Anecdotally, lots of developers agree with this statement — to a degree. Crunch might inspire a team, and bring it together to create something that feels impossible. That’s the spirit Molyneux remembers so fondly from his pre-Lionhead days developing the original Black & White, a time recalled in this Eurogamer profile:
During one particularly brutal nine-month period, the Black & White team worked every single day, each for at least 15 hours.
“There was no life,” Molyneux remembers. “If I wasn’t at the office then I was sleeping.
“I know a lot of people would say, this is crunch. But this was a real work of passion. It wasn’t a work where you told people to come in. We really felt we were making something that never existed before. Everybody was totally up for it.
“It was hard for some people because they had families. At that time I wasn’t married or anything. In fact I only met my wife just as Black & White finished. It was intense. But it was intensely creative. I don’t think many of the team who were there would look back and regret the amount of hours they spent on it. It just felt like we were making something that never existed before, and that was a fantastic thing.”
But periods of crunch that last nine months, a year or longer aren’t often remembered quite so fondly, especially by those who aren’t in charge of creative projects. Writing for Polygon this week, game developer Iain Denniston shares the devastating consequences of spending over a year of his life crunching on the original Fable, one of Molyneux’s greatest successes. As Molyneux suggests, Denniston doesn’t regret the time he spent crunching, and he’s proud of his team’s creation. Like most people, though, Denniston wasn’t totally up for it.
He talks about weeks of work days that were 12 hours at minimum, with a single day off at most. Work sustained with takeout dinners and sugary drinks. Theoretically, all those extra hours were intended to result in large volumes of high-quality work, but the reality wasn’t quite there.
Some days I’d make exactly zero progress on anything. I’d even resort to random code changes in the vain hope that prodding the code in the right place would cause the bug to fix itself. Hitting my head against the keyboard might have proven more productive. My brain power was essentially zero. I’d used up all my reserves and had no way to replenish them.

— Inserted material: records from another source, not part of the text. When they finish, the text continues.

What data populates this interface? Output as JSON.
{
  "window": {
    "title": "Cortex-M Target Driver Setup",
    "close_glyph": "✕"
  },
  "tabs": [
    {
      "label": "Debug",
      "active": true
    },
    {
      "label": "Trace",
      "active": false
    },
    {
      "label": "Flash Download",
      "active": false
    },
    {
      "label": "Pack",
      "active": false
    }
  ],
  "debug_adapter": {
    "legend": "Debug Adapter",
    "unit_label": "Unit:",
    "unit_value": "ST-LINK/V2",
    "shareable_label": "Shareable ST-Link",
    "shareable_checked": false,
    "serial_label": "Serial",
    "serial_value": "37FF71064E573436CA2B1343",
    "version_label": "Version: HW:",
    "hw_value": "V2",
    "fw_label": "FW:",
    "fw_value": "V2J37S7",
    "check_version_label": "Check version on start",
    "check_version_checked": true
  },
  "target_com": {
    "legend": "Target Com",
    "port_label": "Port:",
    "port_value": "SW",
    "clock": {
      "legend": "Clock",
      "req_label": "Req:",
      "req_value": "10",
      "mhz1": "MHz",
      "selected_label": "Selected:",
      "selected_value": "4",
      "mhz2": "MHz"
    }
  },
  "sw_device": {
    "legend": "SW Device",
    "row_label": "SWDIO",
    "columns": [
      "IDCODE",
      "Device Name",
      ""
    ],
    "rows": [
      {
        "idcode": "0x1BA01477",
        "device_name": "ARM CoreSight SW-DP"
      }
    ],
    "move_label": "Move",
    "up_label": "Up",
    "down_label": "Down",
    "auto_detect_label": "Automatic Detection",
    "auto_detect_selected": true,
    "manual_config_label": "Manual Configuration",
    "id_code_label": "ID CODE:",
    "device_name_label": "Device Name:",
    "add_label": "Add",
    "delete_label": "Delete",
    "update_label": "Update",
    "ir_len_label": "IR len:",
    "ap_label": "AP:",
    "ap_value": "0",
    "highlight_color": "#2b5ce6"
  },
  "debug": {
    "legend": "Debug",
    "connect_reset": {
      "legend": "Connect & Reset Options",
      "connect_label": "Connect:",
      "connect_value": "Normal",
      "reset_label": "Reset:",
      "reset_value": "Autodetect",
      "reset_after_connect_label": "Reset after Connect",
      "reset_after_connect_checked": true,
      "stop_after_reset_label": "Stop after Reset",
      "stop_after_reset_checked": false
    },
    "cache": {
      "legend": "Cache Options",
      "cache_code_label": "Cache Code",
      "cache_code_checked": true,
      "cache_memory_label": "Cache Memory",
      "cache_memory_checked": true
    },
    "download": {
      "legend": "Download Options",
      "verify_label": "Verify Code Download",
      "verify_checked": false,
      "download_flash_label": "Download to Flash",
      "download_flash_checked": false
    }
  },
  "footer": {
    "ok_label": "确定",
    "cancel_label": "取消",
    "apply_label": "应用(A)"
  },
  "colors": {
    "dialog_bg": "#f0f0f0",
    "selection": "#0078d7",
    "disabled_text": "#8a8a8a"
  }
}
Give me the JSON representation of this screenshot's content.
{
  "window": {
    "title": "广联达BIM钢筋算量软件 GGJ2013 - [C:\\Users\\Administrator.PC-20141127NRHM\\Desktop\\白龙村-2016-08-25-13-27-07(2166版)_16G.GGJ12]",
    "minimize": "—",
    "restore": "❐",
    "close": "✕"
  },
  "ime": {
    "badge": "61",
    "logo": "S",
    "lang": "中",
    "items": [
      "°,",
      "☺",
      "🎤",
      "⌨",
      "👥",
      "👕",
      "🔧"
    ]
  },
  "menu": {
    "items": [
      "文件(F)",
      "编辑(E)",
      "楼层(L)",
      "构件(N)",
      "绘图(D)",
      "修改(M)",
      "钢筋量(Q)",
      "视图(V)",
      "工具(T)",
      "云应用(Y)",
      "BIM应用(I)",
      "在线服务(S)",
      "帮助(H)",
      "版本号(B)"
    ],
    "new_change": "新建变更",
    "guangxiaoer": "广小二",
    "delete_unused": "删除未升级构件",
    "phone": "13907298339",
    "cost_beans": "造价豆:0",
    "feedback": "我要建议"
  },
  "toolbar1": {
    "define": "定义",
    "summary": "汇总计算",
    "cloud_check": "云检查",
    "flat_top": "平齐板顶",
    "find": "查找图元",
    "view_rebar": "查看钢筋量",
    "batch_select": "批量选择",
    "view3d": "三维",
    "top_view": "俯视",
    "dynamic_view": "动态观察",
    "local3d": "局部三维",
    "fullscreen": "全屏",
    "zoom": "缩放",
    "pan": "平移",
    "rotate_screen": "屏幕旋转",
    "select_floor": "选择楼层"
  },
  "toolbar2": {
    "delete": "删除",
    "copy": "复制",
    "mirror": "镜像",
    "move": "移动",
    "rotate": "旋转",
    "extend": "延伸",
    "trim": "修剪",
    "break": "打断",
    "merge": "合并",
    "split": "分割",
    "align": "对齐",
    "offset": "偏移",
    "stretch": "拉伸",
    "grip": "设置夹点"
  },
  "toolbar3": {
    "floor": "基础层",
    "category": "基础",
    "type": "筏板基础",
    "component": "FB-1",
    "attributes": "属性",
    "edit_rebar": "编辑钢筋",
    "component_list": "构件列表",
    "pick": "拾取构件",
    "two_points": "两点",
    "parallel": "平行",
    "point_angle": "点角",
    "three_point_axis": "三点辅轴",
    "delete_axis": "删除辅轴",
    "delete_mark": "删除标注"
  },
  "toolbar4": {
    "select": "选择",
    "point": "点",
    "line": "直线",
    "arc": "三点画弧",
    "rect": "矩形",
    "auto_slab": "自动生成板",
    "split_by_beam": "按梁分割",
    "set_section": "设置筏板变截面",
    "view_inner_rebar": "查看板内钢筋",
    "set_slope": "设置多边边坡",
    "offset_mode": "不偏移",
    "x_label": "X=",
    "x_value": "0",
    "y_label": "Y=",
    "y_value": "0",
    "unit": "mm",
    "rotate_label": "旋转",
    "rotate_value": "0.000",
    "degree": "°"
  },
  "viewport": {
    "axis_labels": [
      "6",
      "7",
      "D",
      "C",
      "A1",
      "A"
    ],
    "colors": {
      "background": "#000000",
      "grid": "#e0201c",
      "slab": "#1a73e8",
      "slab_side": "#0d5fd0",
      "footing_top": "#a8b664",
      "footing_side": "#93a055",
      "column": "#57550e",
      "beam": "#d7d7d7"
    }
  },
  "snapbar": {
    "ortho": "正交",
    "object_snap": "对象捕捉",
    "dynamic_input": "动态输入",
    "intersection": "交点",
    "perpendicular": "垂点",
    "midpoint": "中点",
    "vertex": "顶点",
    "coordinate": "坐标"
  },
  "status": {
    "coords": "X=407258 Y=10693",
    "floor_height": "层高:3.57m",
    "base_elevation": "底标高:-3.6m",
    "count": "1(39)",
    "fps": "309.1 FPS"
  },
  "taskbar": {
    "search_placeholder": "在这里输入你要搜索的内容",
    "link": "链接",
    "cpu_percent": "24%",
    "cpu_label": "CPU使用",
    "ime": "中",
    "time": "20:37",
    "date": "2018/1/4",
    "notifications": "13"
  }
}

On Fable, crunch lasted over a year. Even the most inspired, motivated team will struggle to keep working those hours over so long a period. Denniston’s team tried its best, and they game they produced was wonderful, but it came at a high cost.
The consequences for the team were dire. Relationships were being tested to the breaking point, and a great many of the team were on medication for stress-related illnesses, myself included. General chatter in the office faded off, and smiles were replaced by pained grimaces.
The consequences for me were devastating. I was briefly prescribed anti-psychotics at my lowest point. I experienced migraines, complete with terrifying tunnel vision, blackouts, severe depression, anxiety, panic attacks, paranoia, hallucinations and thought insertion.
Denniston may not regret the time he spent crunching, but that’s quite the price to pay for a game’s success. Condemning crunch across the board may not be realistic, but it’s hard to hear a story like Denniston’s and see the hugely negative impact crunch had on his mental and physical health without wondering if there’s a better way.
Fortunately, we may be on our way to finding it. The International Game Developer’s Association is starting to track studios’ use of long hours and unpaid overtime, and to take reports of workplace concerns. Developers are speaking out about crunch, and rejecting the idea that the privilege of working in the video game industry outweighs the costs of crunch.
The idea that crunch is a badge of honor, a marker of a team’s determination and unity, may be on its way out. As it goes, we have the opportunity to reestablish healthy working conditions in the industry.